Lee Joseph H, Cheng Rong, Schupf Nicole, Manly Jennifer, Lantigua Rafael, Stern Yaakov, Rogaeva Ekaterina, Wakutani Yosuke, Farrer Lindsay, St George-Hyslop Peter, Mayeux Richard
Taub Institute on Alzheimer's Disease and the Aging Brain, Columbia University College of Physicians and Surgeons, New York, NY 10032, USA.
Arch Neurol. 2007 Apr;64(4):501-6. doi: 10.1001/archneur.64.4.501.
To investigate the association between Alzheimer disease (AD) and variant alleles in SORL1 using a series of single nucleotide polymorphisms (SNPs) in an urban, multiethnic, community-based population.
We used a nested case-control analysis in a population-based, prospective study of aging and dementia in Medicare recipients, 65 years and older.
Northern Manhattan, NY.
There were 296 patients with probable AD and 428 healthy, elderly controls. The participants were African American (34%), Caribbean Hispanic (51%), or non-Hispanic white (15%).
We genotyped all 29 SNPs in SORL1 that were examined in the earlier report. We assessed allelic association with AD using standard case-control methods, which included apolipoprotein E genotype as a covariate.

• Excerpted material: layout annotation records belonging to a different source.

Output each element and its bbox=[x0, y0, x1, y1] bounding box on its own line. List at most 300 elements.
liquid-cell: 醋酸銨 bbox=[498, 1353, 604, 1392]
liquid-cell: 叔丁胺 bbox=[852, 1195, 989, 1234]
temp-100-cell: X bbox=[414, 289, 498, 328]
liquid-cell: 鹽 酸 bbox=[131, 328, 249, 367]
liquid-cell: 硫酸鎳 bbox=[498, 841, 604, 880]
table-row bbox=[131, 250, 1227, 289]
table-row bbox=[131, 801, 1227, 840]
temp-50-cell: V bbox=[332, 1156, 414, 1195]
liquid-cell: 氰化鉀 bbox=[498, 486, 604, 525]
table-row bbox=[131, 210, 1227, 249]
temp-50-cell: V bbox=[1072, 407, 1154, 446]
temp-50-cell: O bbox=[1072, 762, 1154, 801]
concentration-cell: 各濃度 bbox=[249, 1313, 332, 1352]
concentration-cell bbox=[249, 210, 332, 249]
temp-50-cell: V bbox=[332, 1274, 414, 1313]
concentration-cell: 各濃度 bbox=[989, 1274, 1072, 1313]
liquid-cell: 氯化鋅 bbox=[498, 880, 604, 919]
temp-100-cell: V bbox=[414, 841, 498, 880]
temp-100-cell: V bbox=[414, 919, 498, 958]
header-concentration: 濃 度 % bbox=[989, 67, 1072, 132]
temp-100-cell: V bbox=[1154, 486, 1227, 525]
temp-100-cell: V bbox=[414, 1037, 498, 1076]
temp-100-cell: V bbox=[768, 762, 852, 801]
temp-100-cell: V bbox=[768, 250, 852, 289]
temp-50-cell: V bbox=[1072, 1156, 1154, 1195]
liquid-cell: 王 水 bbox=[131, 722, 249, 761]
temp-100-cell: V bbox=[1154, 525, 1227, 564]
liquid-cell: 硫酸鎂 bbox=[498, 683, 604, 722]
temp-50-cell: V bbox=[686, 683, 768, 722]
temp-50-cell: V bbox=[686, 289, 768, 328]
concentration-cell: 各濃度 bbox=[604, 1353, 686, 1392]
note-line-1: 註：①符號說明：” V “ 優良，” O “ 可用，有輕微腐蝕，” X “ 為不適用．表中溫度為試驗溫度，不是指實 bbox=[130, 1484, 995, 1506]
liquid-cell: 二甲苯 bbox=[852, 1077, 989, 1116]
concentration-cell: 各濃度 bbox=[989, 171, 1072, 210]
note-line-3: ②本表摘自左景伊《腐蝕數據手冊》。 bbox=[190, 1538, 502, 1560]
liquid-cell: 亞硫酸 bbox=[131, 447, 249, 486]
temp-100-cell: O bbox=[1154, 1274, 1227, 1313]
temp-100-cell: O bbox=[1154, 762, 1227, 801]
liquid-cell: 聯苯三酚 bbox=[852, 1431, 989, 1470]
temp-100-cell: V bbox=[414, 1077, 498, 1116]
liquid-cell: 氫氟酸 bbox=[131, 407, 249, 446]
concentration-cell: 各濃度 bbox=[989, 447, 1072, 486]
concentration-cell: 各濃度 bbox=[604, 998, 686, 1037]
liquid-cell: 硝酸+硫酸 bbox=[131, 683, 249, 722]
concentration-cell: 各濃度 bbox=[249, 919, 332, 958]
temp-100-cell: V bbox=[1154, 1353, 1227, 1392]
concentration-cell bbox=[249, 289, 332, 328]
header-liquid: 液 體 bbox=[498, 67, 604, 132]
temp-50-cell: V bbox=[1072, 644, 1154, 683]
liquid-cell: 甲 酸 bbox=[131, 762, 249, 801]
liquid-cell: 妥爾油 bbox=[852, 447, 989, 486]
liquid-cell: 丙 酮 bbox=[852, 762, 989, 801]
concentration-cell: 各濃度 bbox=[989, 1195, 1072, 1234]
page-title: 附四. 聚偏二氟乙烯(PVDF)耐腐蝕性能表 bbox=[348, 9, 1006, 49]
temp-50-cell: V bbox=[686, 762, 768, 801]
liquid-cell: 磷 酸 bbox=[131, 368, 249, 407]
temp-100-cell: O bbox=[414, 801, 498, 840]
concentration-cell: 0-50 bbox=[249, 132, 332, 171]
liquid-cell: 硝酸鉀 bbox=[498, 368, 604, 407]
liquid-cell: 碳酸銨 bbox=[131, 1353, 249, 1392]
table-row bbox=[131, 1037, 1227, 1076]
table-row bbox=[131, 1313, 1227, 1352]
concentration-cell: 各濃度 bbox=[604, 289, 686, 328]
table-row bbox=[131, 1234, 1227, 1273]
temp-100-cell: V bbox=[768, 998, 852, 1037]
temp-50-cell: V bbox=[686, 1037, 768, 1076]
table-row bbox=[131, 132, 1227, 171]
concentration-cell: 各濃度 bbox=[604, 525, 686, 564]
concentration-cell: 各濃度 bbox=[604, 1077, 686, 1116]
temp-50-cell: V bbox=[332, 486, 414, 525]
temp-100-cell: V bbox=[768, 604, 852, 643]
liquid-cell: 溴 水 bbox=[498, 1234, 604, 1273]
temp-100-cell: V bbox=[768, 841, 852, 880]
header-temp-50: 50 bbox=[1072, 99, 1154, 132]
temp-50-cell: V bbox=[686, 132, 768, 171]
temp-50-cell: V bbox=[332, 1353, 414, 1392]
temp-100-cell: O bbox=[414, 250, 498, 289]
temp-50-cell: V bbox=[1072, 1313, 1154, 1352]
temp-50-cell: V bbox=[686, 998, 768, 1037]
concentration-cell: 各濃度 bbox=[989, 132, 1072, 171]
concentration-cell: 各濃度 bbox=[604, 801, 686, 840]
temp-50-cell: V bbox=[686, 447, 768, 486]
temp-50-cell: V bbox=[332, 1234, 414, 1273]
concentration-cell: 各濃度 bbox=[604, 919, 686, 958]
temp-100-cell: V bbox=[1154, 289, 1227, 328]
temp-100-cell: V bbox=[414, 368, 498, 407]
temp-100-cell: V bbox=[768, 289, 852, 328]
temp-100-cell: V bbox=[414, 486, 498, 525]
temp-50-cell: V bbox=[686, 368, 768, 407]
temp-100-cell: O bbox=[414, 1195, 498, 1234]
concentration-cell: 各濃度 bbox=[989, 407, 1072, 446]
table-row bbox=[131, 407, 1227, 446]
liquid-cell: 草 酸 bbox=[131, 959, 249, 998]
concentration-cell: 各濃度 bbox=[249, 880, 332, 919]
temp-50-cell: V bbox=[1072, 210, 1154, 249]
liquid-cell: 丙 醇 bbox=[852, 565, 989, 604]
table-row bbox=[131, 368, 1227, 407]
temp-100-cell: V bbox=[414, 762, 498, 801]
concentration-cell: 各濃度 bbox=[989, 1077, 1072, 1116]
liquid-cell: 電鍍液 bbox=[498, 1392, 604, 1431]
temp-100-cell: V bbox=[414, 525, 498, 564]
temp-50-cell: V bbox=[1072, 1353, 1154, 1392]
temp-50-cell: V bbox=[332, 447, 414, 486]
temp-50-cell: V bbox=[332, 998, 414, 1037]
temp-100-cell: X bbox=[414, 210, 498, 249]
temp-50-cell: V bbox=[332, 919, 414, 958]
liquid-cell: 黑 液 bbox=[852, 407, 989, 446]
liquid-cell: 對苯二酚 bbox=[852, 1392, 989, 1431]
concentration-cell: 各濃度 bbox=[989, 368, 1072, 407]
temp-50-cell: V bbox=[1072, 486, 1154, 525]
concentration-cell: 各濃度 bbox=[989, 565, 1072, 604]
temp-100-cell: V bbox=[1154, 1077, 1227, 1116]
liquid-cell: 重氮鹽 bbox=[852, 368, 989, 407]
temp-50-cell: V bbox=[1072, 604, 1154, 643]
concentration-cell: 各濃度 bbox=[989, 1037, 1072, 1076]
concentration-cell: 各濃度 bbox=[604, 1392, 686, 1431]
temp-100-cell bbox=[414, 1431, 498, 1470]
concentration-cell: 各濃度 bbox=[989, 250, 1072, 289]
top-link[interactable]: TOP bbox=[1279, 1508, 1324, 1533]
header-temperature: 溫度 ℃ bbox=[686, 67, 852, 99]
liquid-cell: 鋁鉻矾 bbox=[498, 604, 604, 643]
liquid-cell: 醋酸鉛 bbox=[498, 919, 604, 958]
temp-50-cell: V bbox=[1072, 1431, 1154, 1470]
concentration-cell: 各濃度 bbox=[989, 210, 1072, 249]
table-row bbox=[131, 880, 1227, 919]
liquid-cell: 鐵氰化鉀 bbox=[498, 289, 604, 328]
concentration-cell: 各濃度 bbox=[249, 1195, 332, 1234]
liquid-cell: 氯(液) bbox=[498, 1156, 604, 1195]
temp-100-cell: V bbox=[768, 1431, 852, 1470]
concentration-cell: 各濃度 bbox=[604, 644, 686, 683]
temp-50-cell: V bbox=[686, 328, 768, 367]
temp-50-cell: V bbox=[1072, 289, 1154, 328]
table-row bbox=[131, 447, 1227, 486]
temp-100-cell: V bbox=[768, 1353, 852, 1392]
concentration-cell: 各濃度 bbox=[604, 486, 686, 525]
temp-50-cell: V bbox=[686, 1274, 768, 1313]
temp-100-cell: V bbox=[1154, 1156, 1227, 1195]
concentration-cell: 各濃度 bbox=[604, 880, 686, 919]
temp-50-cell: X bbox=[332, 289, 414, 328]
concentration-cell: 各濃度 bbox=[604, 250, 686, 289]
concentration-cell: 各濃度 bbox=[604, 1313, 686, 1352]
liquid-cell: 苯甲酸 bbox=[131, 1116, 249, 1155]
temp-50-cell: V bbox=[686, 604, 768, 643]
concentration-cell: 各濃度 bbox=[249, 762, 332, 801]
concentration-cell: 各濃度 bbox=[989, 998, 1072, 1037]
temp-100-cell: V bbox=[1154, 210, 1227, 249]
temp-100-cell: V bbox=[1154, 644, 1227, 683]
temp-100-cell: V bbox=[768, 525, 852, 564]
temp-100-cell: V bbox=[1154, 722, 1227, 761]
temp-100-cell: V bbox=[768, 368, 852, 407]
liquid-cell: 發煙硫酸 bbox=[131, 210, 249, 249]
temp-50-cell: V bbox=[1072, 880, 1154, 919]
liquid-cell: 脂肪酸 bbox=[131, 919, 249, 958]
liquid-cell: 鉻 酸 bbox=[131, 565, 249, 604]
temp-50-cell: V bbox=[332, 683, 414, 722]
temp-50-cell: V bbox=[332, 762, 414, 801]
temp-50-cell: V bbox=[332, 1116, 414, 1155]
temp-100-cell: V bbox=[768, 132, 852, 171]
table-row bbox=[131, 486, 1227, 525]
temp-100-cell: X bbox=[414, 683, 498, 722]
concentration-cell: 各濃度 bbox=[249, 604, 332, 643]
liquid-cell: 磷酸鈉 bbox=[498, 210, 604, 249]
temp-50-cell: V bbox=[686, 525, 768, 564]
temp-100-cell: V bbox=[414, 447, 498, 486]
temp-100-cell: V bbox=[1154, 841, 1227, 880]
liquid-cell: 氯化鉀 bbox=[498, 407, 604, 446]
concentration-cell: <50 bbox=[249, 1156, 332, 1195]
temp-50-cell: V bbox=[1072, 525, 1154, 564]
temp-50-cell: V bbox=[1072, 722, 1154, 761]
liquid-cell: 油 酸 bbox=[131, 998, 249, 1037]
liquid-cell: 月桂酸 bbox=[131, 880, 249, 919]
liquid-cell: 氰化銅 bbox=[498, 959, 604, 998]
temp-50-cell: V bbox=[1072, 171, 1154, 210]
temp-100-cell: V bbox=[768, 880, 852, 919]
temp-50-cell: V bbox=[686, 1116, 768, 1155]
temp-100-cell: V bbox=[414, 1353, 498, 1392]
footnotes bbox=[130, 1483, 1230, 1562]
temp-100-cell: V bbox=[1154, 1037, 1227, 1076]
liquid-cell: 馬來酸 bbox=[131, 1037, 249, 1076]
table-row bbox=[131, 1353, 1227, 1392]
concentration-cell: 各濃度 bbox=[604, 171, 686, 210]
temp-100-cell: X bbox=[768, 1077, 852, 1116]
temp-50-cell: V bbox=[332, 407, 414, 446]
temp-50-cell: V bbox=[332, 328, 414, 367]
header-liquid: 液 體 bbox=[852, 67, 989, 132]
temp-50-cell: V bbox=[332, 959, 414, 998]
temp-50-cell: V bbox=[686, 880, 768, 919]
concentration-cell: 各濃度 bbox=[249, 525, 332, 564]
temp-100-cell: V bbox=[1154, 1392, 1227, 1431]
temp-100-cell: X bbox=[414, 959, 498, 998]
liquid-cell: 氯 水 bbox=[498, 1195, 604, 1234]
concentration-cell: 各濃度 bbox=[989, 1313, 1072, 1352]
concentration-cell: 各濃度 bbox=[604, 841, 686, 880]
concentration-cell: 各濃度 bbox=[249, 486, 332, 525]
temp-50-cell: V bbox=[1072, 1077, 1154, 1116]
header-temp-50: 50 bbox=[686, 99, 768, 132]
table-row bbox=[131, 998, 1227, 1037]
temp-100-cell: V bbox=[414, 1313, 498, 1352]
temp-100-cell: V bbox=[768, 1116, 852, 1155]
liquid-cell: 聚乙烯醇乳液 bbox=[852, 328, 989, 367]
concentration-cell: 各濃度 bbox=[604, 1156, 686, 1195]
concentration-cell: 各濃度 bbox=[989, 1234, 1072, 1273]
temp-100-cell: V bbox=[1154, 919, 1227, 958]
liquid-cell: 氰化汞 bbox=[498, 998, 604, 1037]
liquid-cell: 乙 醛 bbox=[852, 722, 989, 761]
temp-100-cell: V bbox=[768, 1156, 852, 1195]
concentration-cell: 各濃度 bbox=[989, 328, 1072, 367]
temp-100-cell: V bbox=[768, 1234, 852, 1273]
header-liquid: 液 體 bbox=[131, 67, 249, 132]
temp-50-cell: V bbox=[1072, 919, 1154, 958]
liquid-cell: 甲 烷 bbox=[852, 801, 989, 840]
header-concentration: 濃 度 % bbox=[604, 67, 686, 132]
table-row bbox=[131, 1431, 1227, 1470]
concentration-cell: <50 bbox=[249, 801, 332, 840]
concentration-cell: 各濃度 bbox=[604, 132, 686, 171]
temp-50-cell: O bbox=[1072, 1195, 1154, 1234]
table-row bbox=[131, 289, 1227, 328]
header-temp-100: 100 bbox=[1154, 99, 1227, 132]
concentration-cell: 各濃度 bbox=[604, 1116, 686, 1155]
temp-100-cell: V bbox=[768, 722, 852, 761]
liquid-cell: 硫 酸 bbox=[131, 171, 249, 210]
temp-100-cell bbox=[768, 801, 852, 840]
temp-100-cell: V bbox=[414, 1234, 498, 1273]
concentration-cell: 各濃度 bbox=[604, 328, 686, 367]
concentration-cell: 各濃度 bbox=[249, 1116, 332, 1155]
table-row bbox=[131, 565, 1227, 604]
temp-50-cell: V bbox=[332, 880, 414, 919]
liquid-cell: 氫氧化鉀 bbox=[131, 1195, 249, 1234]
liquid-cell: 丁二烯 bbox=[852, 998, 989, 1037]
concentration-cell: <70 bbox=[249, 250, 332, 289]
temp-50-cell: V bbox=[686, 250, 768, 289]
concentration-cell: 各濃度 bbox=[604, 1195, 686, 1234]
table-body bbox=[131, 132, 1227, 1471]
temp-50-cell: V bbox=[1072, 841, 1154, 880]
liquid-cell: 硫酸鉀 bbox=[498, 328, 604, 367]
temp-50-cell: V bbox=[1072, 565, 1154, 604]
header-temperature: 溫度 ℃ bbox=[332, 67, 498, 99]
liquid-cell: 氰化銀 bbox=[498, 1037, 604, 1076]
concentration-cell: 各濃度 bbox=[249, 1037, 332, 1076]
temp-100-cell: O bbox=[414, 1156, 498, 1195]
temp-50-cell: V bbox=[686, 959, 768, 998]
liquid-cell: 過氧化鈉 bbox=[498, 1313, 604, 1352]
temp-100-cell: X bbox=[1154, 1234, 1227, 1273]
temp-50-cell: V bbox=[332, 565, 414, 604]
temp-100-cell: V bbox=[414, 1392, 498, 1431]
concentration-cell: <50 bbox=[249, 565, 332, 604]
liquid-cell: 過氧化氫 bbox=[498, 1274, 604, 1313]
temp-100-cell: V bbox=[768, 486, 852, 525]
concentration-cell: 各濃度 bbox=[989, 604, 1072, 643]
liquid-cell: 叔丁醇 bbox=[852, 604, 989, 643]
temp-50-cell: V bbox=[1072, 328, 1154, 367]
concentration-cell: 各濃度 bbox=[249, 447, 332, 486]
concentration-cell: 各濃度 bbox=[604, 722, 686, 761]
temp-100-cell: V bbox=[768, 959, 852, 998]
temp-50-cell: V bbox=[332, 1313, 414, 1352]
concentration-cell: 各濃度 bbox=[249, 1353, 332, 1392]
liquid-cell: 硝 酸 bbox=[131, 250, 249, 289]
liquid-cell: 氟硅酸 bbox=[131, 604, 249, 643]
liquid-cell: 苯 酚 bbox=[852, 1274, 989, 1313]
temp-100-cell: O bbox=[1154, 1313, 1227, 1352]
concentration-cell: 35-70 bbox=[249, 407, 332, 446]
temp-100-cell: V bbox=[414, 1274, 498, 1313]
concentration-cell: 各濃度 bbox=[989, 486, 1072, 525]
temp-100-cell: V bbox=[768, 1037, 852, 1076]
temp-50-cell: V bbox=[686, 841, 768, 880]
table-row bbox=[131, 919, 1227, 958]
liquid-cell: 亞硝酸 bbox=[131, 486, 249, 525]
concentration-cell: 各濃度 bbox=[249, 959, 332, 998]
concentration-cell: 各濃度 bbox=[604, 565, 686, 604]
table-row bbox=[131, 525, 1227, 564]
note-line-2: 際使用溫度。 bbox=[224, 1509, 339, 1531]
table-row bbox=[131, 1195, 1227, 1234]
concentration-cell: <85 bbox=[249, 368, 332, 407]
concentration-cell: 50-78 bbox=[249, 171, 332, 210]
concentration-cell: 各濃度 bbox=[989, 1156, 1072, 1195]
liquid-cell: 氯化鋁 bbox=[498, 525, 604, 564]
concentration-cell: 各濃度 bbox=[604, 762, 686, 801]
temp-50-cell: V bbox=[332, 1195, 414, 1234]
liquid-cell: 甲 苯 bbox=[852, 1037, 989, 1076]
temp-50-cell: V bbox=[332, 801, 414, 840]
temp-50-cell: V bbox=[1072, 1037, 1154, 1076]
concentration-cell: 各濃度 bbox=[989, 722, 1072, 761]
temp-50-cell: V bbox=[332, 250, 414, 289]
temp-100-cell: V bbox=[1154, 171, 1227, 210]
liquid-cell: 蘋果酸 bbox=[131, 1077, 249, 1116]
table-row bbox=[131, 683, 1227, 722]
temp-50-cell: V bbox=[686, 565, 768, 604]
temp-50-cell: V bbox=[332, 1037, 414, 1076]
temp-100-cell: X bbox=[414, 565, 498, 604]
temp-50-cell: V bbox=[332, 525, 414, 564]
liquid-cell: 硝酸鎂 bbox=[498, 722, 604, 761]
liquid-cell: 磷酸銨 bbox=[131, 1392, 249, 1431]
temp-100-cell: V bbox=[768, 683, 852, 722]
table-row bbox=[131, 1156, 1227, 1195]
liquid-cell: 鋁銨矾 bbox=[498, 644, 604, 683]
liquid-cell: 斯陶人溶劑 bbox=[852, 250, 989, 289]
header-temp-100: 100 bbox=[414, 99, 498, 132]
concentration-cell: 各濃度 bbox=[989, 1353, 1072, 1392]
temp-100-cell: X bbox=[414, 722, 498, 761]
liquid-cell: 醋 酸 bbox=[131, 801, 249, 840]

Several individual SNPs and SNP haplotypes were significantly associated with AD in this prospectively collected community-based cohort, confirming the previously reported positive association of SORL1 with AD. Single nucleotide polymorphism 12, near the 5' region, was associated with AD in African American and Hispanic individuals. Two SNPs in the 3' region were also associated with AD in African American (SNP 26) and non-Hispanic white (SNP 20) individuals. A single haplotype in the 3' region was associated with AD in Hispanic individuals. However, several different haplotypes were associated with AD in African American and white individuals, including the TTC haplotypes at SNPs 23 through 25 (P = .035), which was significantly associated with AD in the North European white individuals in our previous report.
This study confirms the association between genetic variants in SORL1 and AD. While the associations observed in these data sets overlap with those previously reported, the finding of novel SNP and haplotype associations suggests that there may be extensive allelic heterogeneity in SORL1. Broad regions of the SORL1 gene will therefore need to be scrutinized for functional pathogenic variants.
在一个城市多民族社区人群中,通过一系列单核苷酸多态性(SNP)研究阿尔茨海默病(AD)与SORL1基因变异等位基因之间的关联。
我们在一项针对65岁及以上医疗保险受益人的基于人群的衰老与痴呆前瞻性研究中采用巢式病例对照分析。
纽约曼哈顿北部。
有296例可能患有AD的患者和428名健康老年对照。参与者为非裔美国人(34%)、加勒比西班牙裔(51%)或非西班牙裔白人(15%)。
我们对先前报告中检测的SORL1基因的所有29个SNP进行基因分型。我们使用标准病例对照方法评估等位基因与AD的关联,其中包括将载脂蛋白E基因型作为协变量。
在这个前瞻性收集的基于社区的队列中,几个个体SNP和SNP单倍型与AD显著相关,证实了先前报道的SORL1与AD的正相关。5'区域附近的单核苷酸多态性12与非裔美国人和西班牙裔个体的AD相关。3'区域的两个SNP也分别与非裔美国人(SNP 26)和非西班牙裔白人(SNP 20)个体的AD相关。3'区域的一个单倍型与西班牙裔个体的AD相关。然而,非裔美国人和白人个体中有几种不同的单倍型与AD相关,包括SNP 23至25处的TTC单倍型(P = 0.035),在我们先前的报告中该单倍型与北欧白人个体的AD显著相关。
本研究证实了SORL1基因变异与AD之间的关联。虽然这些数据集中观察到的关联与先前报告的重叠,但新的SNP和单倍型关联的发现表明SORL1可能存在广泛的等位基因异质性。因此,需要对SORL1基因的广泛区域进行功能性致病变异的仔细检查。